1、saveAsTextFile
将 RDD 以文本文件的格式存储到文件系统中
scala版本
val conf = new SparkConf().setMaster("local[*]").setAppName("SaveAsTextFileScala")
val sc = new SparkContext(conf)
val rdd = sc.makeRDD(1 to 10,2)
rdd.saveAsTextFile("file:///E://save/测试文件夹")//保存到本地
rdd.saveAsTextFile("hdfs://192.168.8.99:9000/save")//保存到hdfs
2、saveAsSequenceFile
将 RDD 以SequenceFile
的文件格式保存到 HDFS 上,用法同saveAsTextFile
3、saveAsObjectFile
- 将 RDD 中的元素序列化成对象,存储到文件中
- 对于HDFS,默认采用
SequenceFile
保存
var rdd1 = sc.makeRDD(1 to 10,2)
rdd1.saveAsObjectFile("hdfs://cdh5/tmp/lxw1234.com/")
hadoop fs -cat /tmp/lxw1234.com/part-00000
SEQ !org.apache.hadoop.io.NullWritable"org.apache.hadoop.io.BytesWritableT
4、saveAsHadoopFile
- 将RDD存储在HDFS上的文件中,支持老版本Hadoop API
- 可以指定outputKeyClass、outputValueClass以及压缩格式
- 每个分区输出一个文件
var rdd1 = sc.makeRDD(Array(("A",2),("A",1),("B",6),("B",3),("B",7)))

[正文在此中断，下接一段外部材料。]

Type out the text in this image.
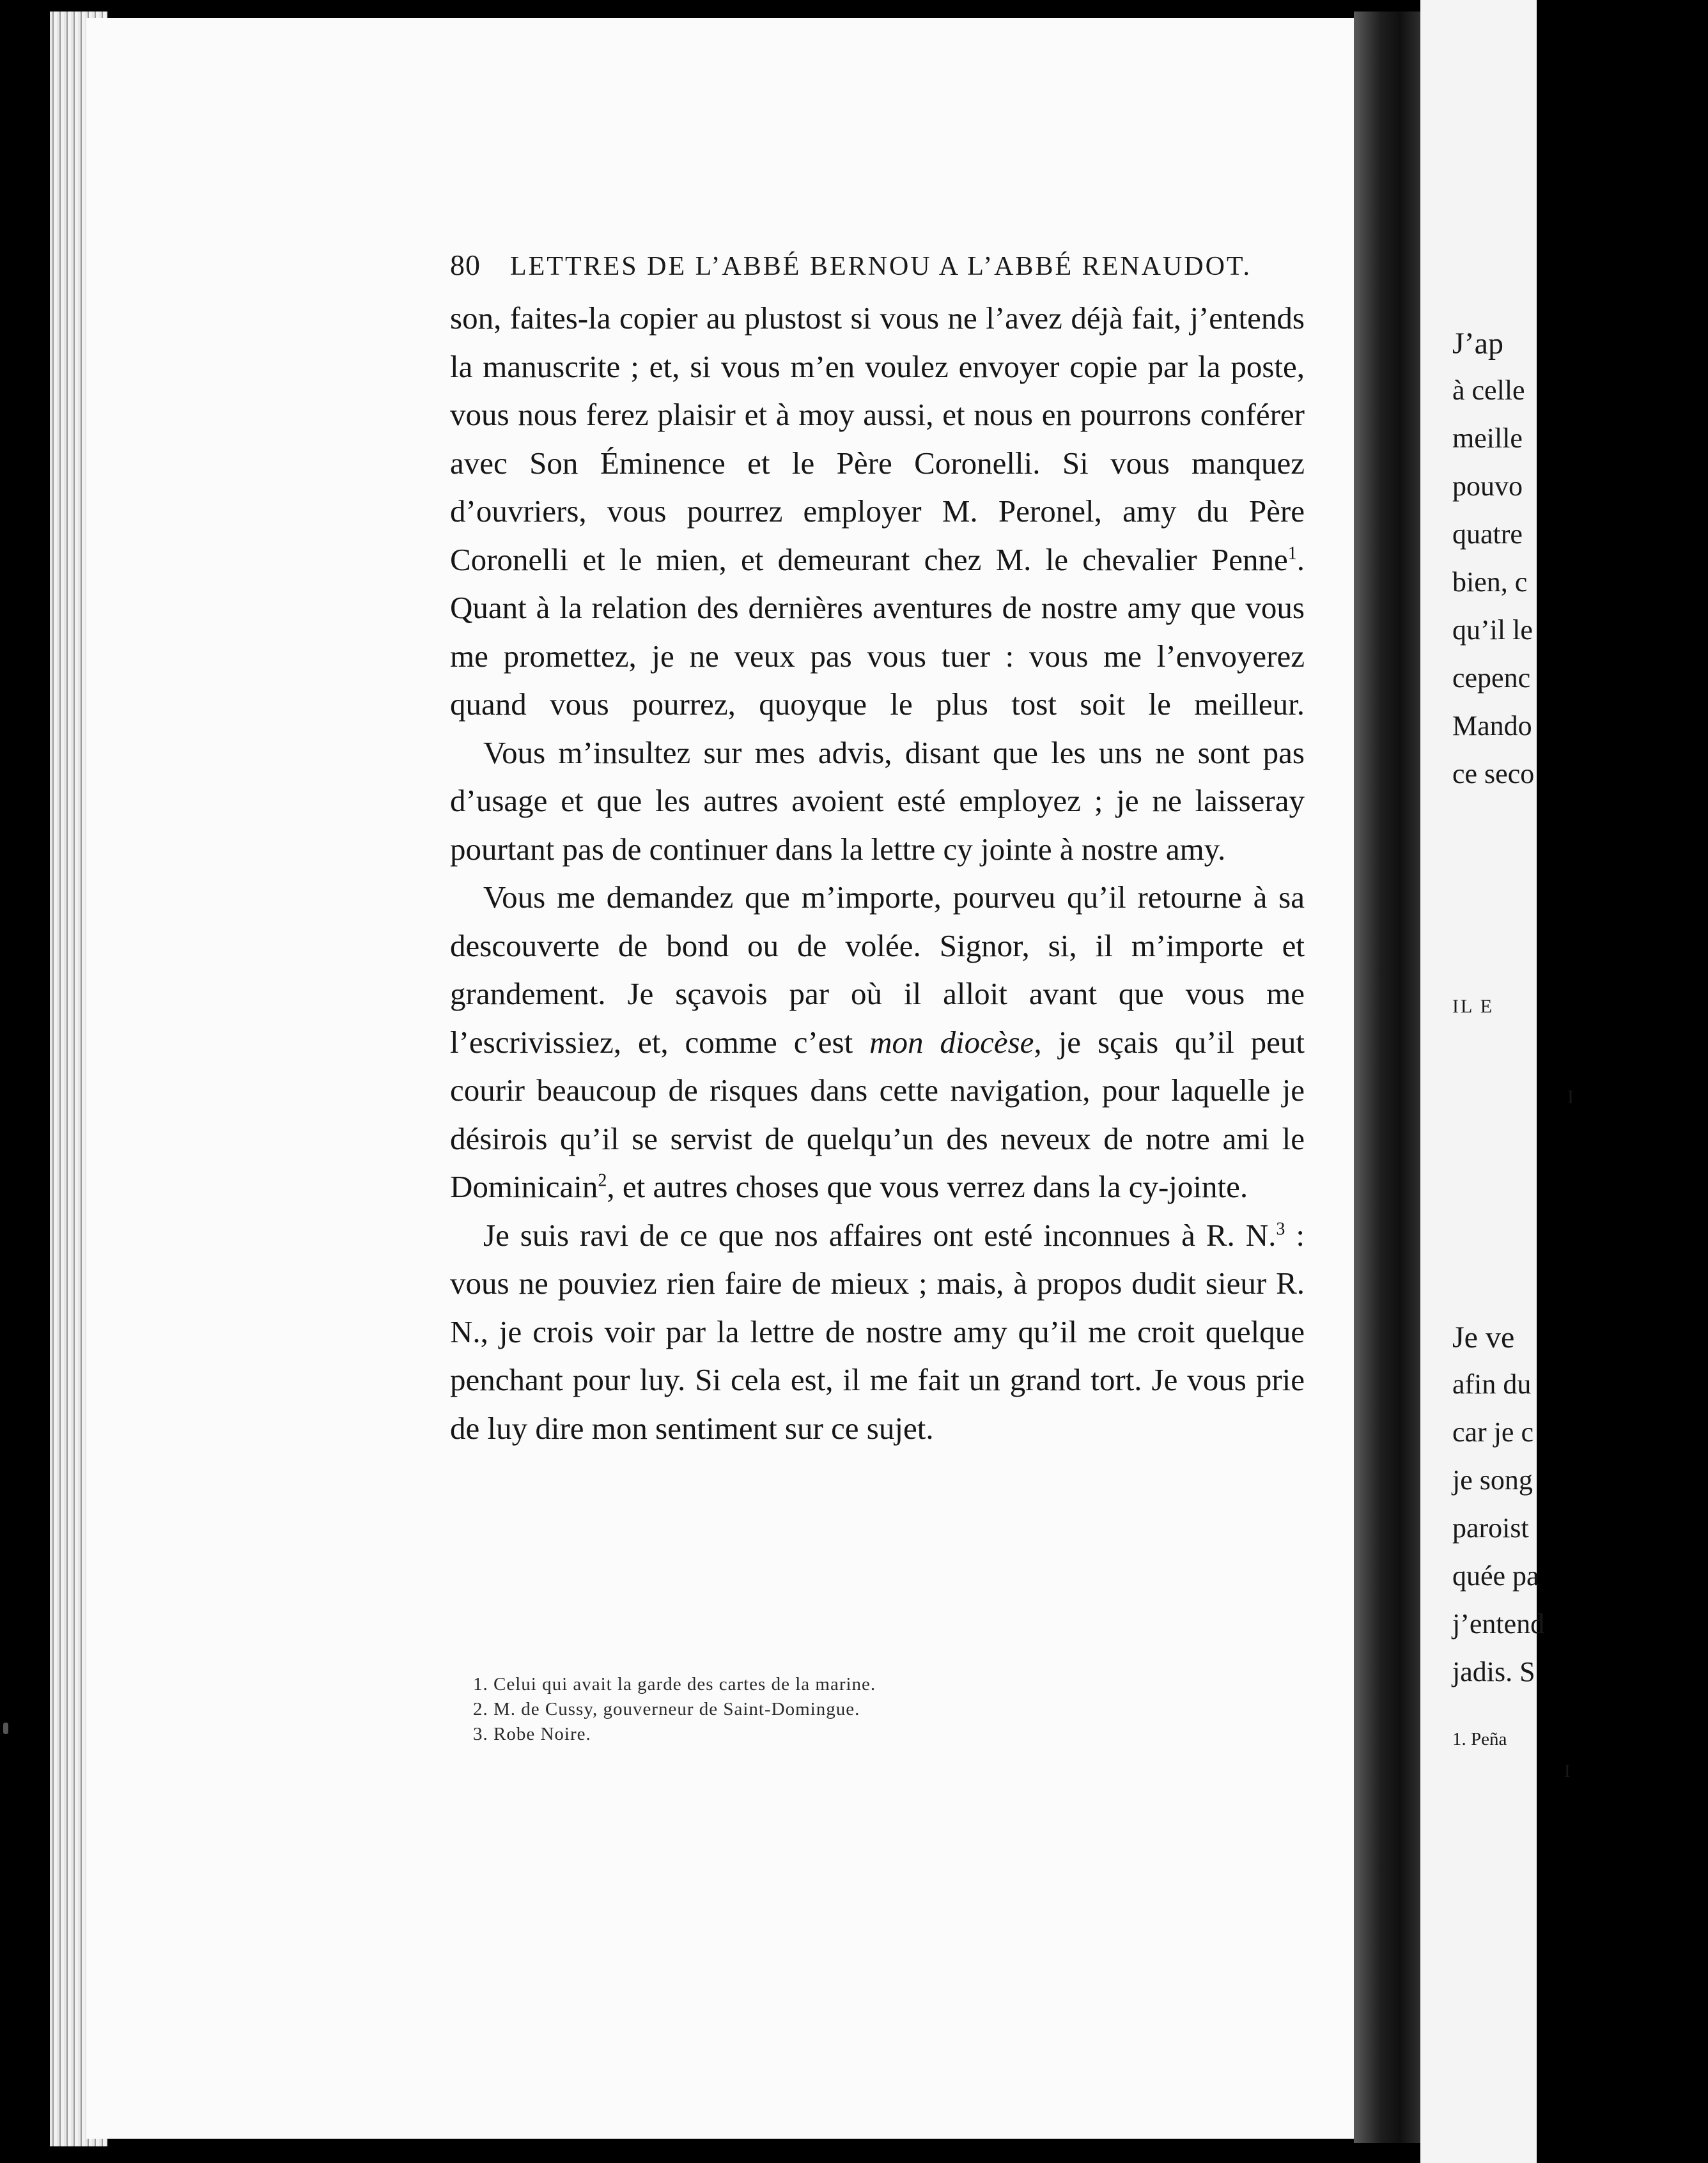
J’ap
à celle
meille
pouvo
quatre
bien, c
qu’il le
cepenc
Mando
ce seco
IL E
I
Je ve
afin du
car je c
je song
paroist
quée pa
j’entend
jadis. S
1. Peña
I
80 LETTRES DE L’ABBÉ BERNOU A L’ABBÉ RENAUDOT.

son, faites-la copier au plustost si vous ne l’avez déjà fait, j’entends la manuscrite ; et, si vous m’en voulez envoyer copie par la poste, vous nous ferez plaisir et à moy aussi, et nous en pourrons conférer avec Son Éminence et le Père Coronelli. Si vous manquez d’ouvriers, vous pourrez employer M. Peronel, amy du Père Coronelli et le mien, et demeurant chez M. le chevalier Penne$^1$. Quant à la relation des dernières aventures de nostre amy que vous me promettez, je ne veux pas vous tuer : vous me l’envoyerez quand vous pourrez, quoyque le plus tost soit le meilleur.

Vous m’insultez sur mes advis, disant que les uns ne sont pas d’usage et que les autres avoient esté employez ; je ne laisseray pourtant pas de continuer dans la lettre cy jointe à nostre amy.

Vous me demandez que m’importe, pourveu qu’il retourne à sa descouverte de bond ou de volée. Signor, si, il m’importe et grandement. Je sçavois par où il alloit avant que vous me l’escrivissiez, et, comme c’est mon diocèse, je sçais qu’il peut courir beaucoup de risques dans cette navigation, pour laquelle je désirois qu’il se servist de quelqu’un des neveux de notre ami le Dominicain$^2$, et autres choses que vous verrez dans la cy-jointe.

Je suis ravi de ce que nos affaires ont esté inconnues à R. N.$^3$ : vous ne pouviez rien faire de mieux ; mais, à propos dudit sieur R. N., je crois voir par la lettre de nostre amy qu’il me croit quelque penchant pour luy. Si cela est, il me fait un grand tort. Je vous prie de luy dire mon sentiment sur ce sujet.

1. Celui qui avait la garde des cartes de la marine.
2. M. de Cussy, gouverneur de Saint-Domingue.
3. Robe Noire.
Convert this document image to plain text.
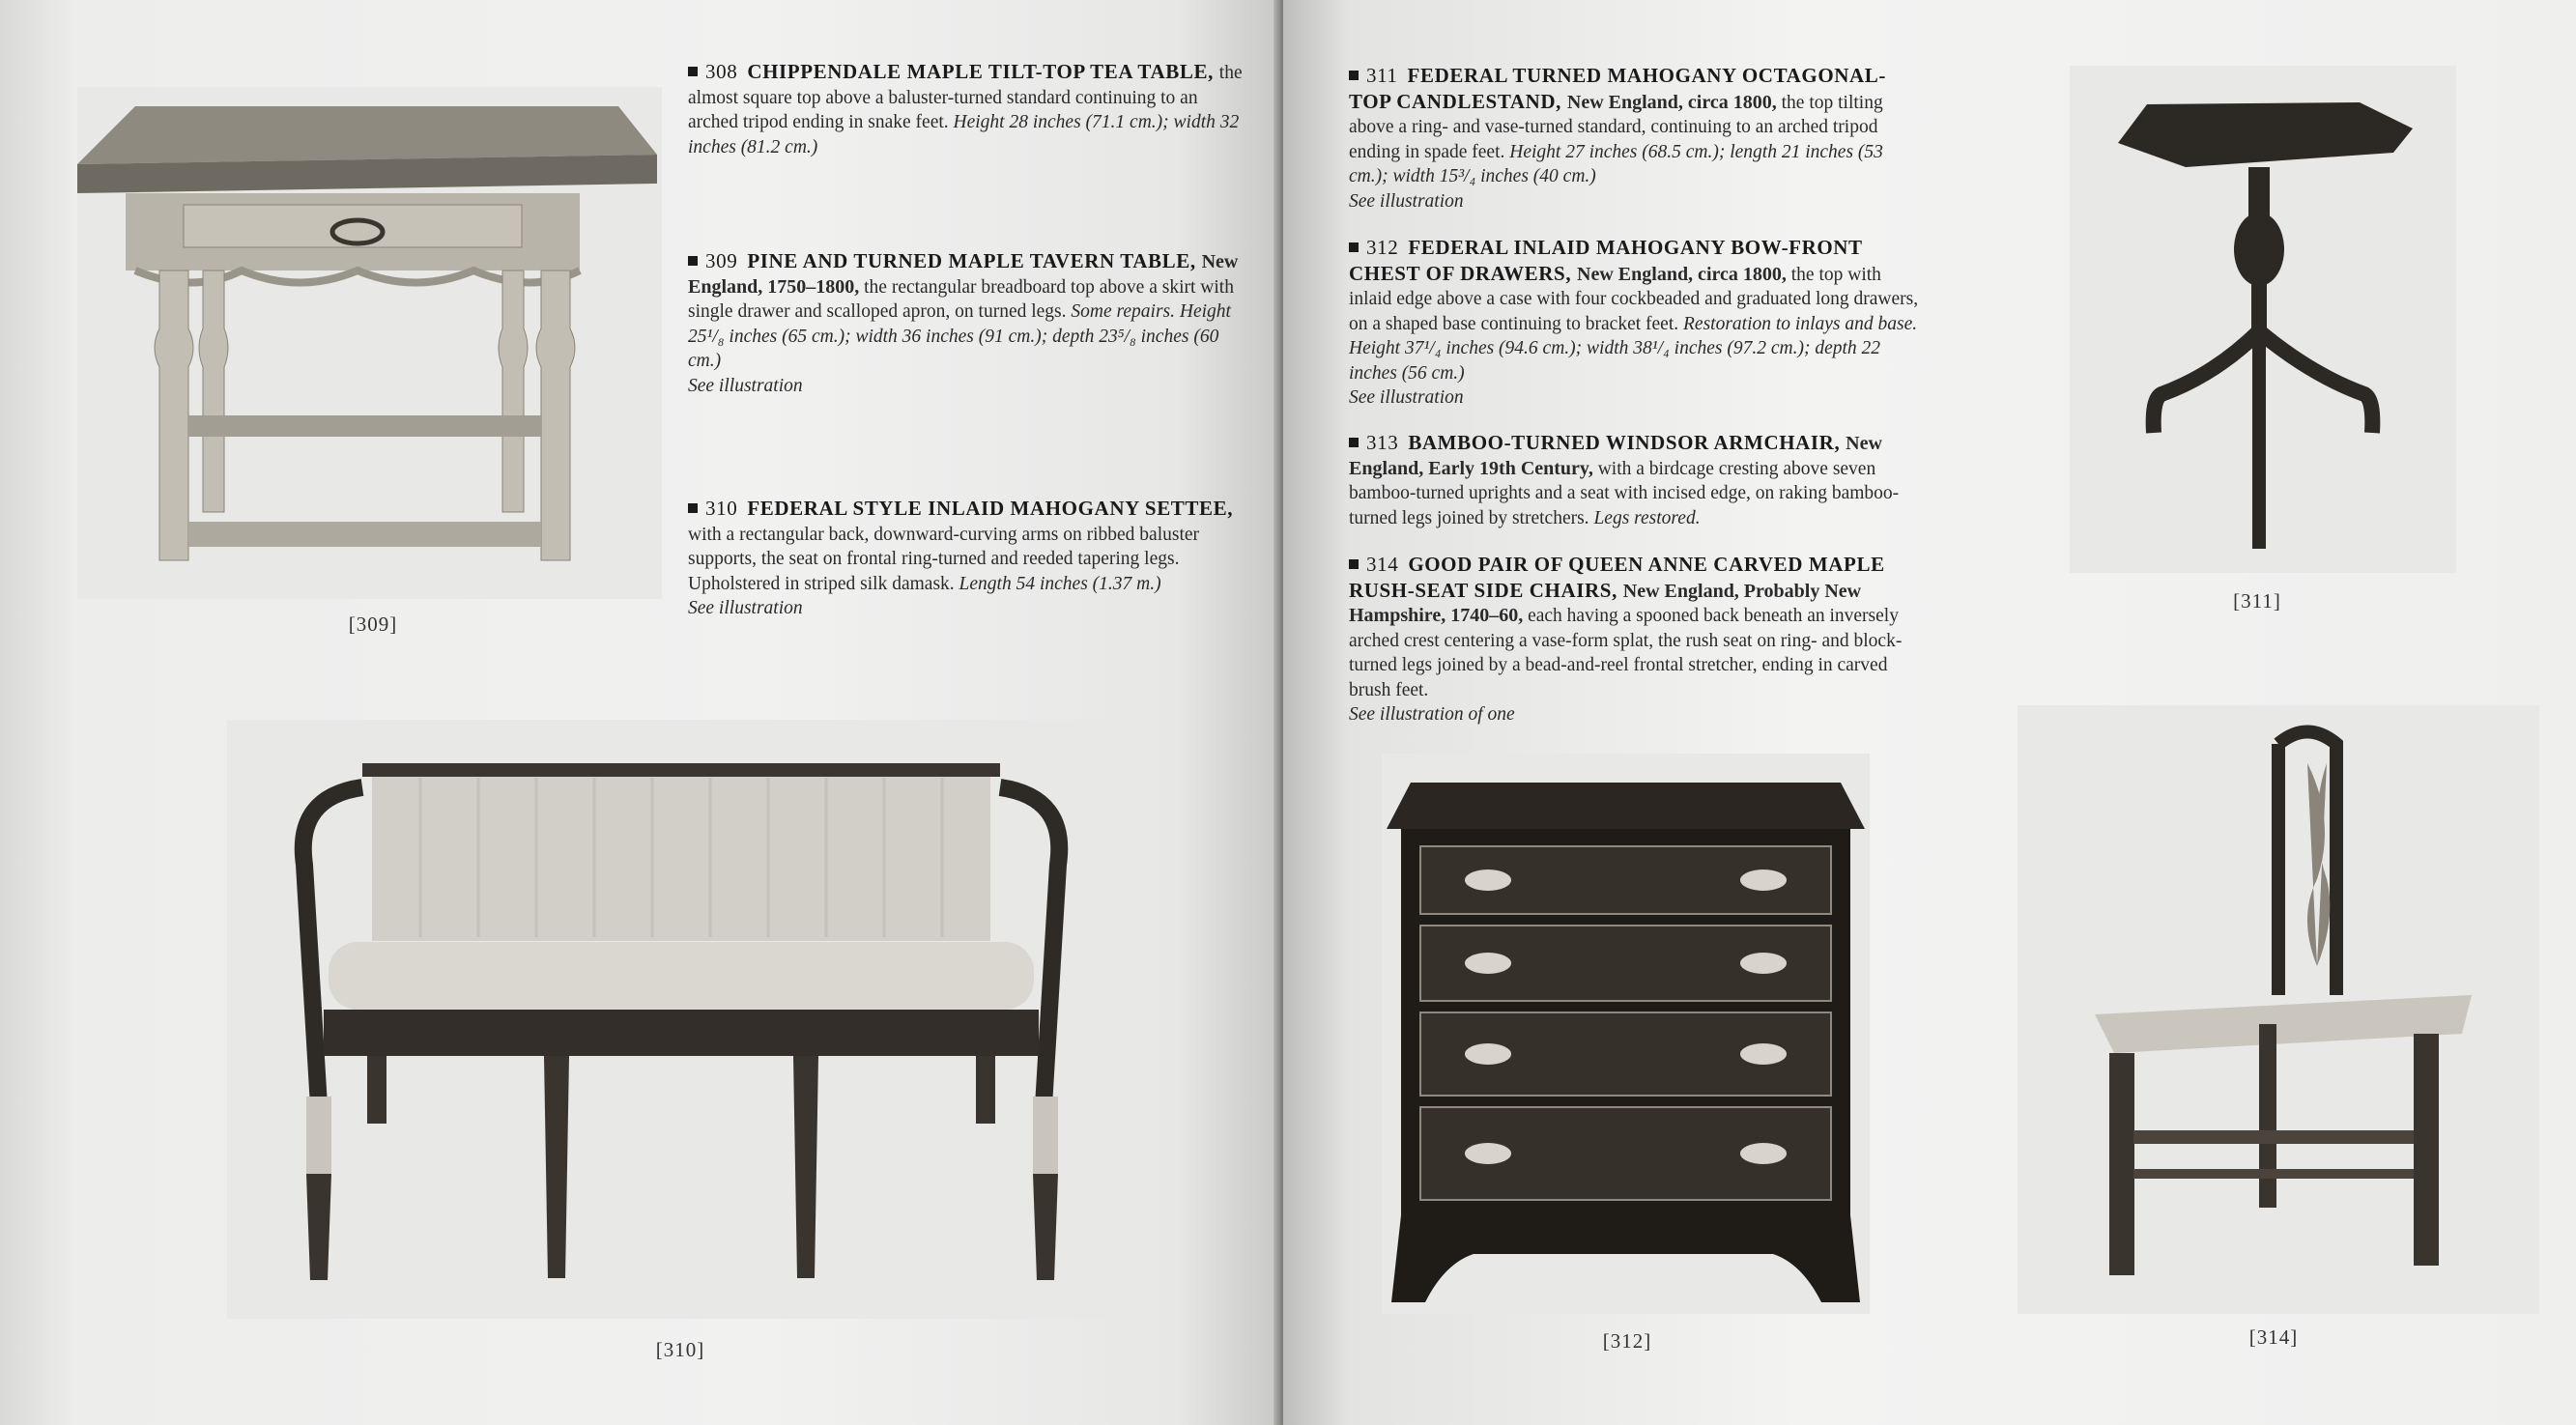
[309]
308 CHIPPENDALE MAPLE TILT-TOP TEA TABLE, the almost square top above a baluster-turned standard continuing to an arched tripod ending in snake feet. Height 28 inches (71.1 cm.); width 32 inches (81.2 cm.)
309 PINE AND TURNED MAPLE TAVERN TABLE, New England, 1750–1800, the rectangular breadboard top above a skirt with single drawer and scalloped apron, on turned legs. Some repairs. Height 25¹/₈ inches (65 cm.); width 36 inches (91 cm.); depth 23⁵/₈ inches (60 cm.)
See illustration
310 FEDERAL STYLE INLAID MAHOGANY SETTEE, with a rectangular back, downward-curving arms on ribbed baluster supports, the seat on frontal ring-turned and reeded tapering legs. Upholstered in striped silk damask. Length 54 inches (1.37 m.)
See illustration
[310]
311 FEDERAL TURNED MAHOGANY OCTAGONAL-TOP CANDLESTAND, New England, circa 1800, the top tilting above a ring- and vase-turned standard, continuing to an arched tripod ending in spade feet. Height 27 inches (68.5 cm.); length 21 inches (53 cm.); width 15³/₄ inches (40 cm.)
See illustration
312 FEDERAL INLAID MAHOGANY BOW-FRONT CHEST OF DRAWERS, New England, circa 1800, the top with inlaid edge above a case with four cockbeaded and graduated long drawers, on a shaped base continuing to bracket feet. Restoration to inlays and base. Height 37¹/₄ inches (94.6 cm.); width 38¹/₄ inches (97.2 cm.); depth 22 inches (56 cm.)
See illustration
313 BAMBOO-TURNED WINDSOR ARMCHAIR, New England, Early 19th Century, with a birdcage cresting above seven bamboo-turned uprights and a seat with incised edge, on raking bamboo-turned legs joined by stretchers. Legs restored.
314 GOOD PAIR OF QUEEN ANNE CARVED MAPLE RUSH-SEAT SIDE CHAIRS, New England, Probably New Hampshire, 1740–60, each having a spooned back beneath an inversely arched crest centering a vase-form splat, the rush seat on ring- and block-turned legs joined by a bead-and-reel frontal stretcher, ending in carved brush feet.
See illustration of one
[311]
[312]	[314]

import org.apache.hadoop.mapred.TextOutputFormat
import org.apache.hadoop.io.Text
import org.apache.hadoop.io.IntWritable
rdd1.saveAsHadoopFile("/tmp/lxw1234.com/",classOf[Text],classOf[IntWritable],classOf[TextOutputFormat[Text,IntWritable]])
rdd1.saveAsHadoopFile("/tmp/lxw1234.com/",classOf[Text],classOf[IntWritable],classOf[TextOutputFormat[Text,IntWritable]],
classOf[com.hadoop.compression.lzo.LzopCodec])
5、saveAsHadoopDataset
使用saveAsHadoopDataset将RDD保存到HDFS中
import org.apache.spark.SparkConf
import org.apache.spark.SparkContext
import SparkContext._
import org.apache.hadoop.mapred.TextOutputFormat
import org.apache.hadoop.io.Text
import org.apache.hadoop.io.IntWritable
import org.apache.hadoop.mapred.JobConf
var rdd1 = sc.makeRDD(Array(("A",2),("A",1),("B",6),("B",3),("B",7)))
var jobConf = new JobConf()
jobConf.setOutputFormat(classOf[TextOutputFormat[Text,IntWritable]])
jobConf.setOutputKeyClass(classOf[Text])
jobConf.setOutputValueClass(classOf[IntWritable])
jobConf.set("mapred.output.dir","/tmp/lxw1234/")
rdd1.saveAsHadoopDataset(jobConf)
结果:
hadoop fs -cat /tmp/lxw1234/part-00000
A 2
A 1
hadoop fs -cat /tmp/lxw1234/part-00001
B 6
B 3
B 7
保存数据到Hbase
HBase建表:
create 'lxw1234',{NAME => 'f1',VERSIONS => 1},{NAME => 'f2',VERSIONS => 1},{NAME => '3',VERSIONS => 1}
注意:保存到HBase,运行时需要在SPARK_CLASSPATH
中加入HBase相关的jar包。
import org.apache.spark.SparkConf
import org.apache.spark.SparkContext
import SparkContext._
import org.apache.hadoop.mapred.TextOutputFormat
import org.apache.hadoop.io.Text
import org.apache.hadoop.io.IntWritable
import org.apache.hadoop.mapred.JobConf
import org.apache.hadoop.hbase.HBaseConfiguration
import org.apache.hadoop.hbase.mapred.TableOutputFormat
import org.apache.hadoop.hbase.client.Put
import org.apache.hadoop.hbase.util.Bytes
import org.apache.hadoop.hbase.io.ImmutableBytesWritable
var conf = HBaseConfiguration.create()
var jobConf = new JobConf(conf)
jobConf.set("hbase.zookeeper.quorum","zkNode1,zkNode2,zkNode3")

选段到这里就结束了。